Harga Gabah Dipatok Rp6.500/Kg, Petani Padi RI Dapat Untung Berapa?
Jakarta, CNBC Indonesia - Pemerintah menetapkan Harga Pembelian Pemerintah (HPP) untuk Gabah Kering Panen (GKP) di tingkat petani sebesar Rp6.500 per kilogram (kg). Sekilas, angka ini terlihat menjanjikan bagi petani. Namun, seberapa besar sebenarnya keuntungan yang diterima petani?
Mengacu pada data yang dipaparkan Kelompok Tani Nelayan Andalan (KTNA) Jawa Barat dalam webinar PERHEPI, Senin (14/7/2025), biaya usaha tani padi kini sudah tembus Rp27.943.000 per hektare (ha).
Biaya ini mencakup sewa lahan, pengolahan tanah, pembibitan, tanam, penyiangan, pemupukan, pengairan, hingga panen. Dengan produksi rata-rata 6.000 kg atau 6 ton per ha dan harga jual Rp6.500 per kg, maka total pendapatan kotor petani adalah Rp39.000.000.
Maka jika dibagi, biaya produksi per kilogram padi sekitar Rp4.657,17. Artinya, dengan harga jual Rp6.500 per kg, petani hanya mendapat margin keuntungan sekitar Rp1.842 per kg.
Sementara total keuntungan bersih per hektare yang diterima petani sekitar Rp11.057.000 per musim tanam atau sekitar 5 bulan. Artinya, selama pendapatan petani di periode itu adalah sekitar Rp2,2 juta per bulan.
Harga Gabah Sudah Lampaui HPP
Adapun perhitungan tersebut berdasarkan kondisi saat musim panen raya terjadi-Maret hingga Mei, sementara ketika panen raya sudah usai, harga gabah mulai bergerak naik. Seperti saat ini, harga gabah sudah tembus ke angka Rp7.000 per kg.
Hanya saja, harga jual gabah yang mencapai Rp7.000 per kg itu, ternyata tak semua petani bisa menikmatinya.
"Kalau (harga gabah) yang di atas Rp6.500 (per kg), seperti hari ini di atas Rp7.000 (per kg), hanya sebagian kecil petani yang masih melakukan panen," kata Ketua KTNA Jawa Barat Otong Wiranta, dikutip Selasa (15/7/2025).
Otong menegaskan, harga gabah yang tinggi tidak dinikmati semua petani, khususnya petani di sentra utama seperti di Karawang, Subang, dan Indramayu-karena mayoritas petani di daerah tersebut sudah panen lebih awal. Sementara yang masih panen adalah petani di daerah pesisir dengan hasil produksi yang cenderung rendah.

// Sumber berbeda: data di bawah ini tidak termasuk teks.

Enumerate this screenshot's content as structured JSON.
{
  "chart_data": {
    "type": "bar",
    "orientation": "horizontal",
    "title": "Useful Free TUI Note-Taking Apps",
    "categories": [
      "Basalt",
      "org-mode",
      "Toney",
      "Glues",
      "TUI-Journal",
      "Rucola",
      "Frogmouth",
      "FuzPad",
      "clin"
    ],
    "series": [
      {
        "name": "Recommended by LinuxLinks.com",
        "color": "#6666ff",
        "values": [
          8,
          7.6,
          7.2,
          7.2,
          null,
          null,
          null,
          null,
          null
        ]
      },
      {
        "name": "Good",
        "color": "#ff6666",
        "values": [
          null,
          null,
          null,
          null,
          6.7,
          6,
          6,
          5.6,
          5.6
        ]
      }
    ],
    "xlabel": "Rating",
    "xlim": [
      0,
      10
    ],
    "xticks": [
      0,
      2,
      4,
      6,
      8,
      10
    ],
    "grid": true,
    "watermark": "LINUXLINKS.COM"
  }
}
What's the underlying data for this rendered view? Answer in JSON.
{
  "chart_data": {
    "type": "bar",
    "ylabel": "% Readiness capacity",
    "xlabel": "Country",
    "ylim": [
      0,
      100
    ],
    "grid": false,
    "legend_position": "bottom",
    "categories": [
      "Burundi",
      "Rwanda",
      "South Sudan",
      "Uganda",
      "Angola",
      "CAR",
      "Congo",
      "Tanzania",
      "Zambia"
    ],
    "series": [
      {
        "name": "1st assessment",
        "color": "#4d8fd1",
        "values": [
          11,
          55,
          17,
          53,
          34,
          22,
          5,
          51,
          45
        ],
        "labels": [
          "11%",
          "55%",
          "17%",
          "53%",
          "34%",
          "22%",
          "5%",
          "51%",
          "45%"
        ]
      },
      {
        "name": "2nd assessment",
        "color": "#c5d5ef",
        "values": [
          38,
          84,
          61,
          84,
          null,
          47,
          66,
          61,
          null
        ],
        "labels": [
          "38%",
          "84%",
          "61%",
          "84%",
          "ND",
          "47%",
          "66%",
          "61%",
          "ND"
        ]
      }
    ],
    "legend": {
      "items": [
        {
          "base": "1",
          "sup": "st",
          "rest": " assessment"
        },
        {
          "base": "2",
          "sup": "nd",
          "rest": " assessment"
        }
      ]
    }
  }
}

"Yang menikmati itu daerah-daerah yang biasanya telat tanam. Di daerah-daerah pesisir yang airnya sulit dibuang, sehingga produksinya juga tidak maksimal," ujarnya.
Selain itu, Otong pun mengingatkan pentingnya membedakan kategori petani sebelum menyimpulkan siapa yang diuntungkan dari harga tinggi ini.
"Buruh tani juga disebut petani, penyewa juga disebut petani, pemilik lahan juga disebut petani. Sehingga kalau misalkan pada saat-saat seperti ini banyak yang bertanya, apakah petani diuntungkan? Petani yang mana dulu?" ucap dia.
Dengan kata lain, ketika harga gabah naik, keuntungan hanya dinikmati segelintir petani-itu pun bukan keuntungan yang besar, dan hasil produksi yang cenderung cukup rendah.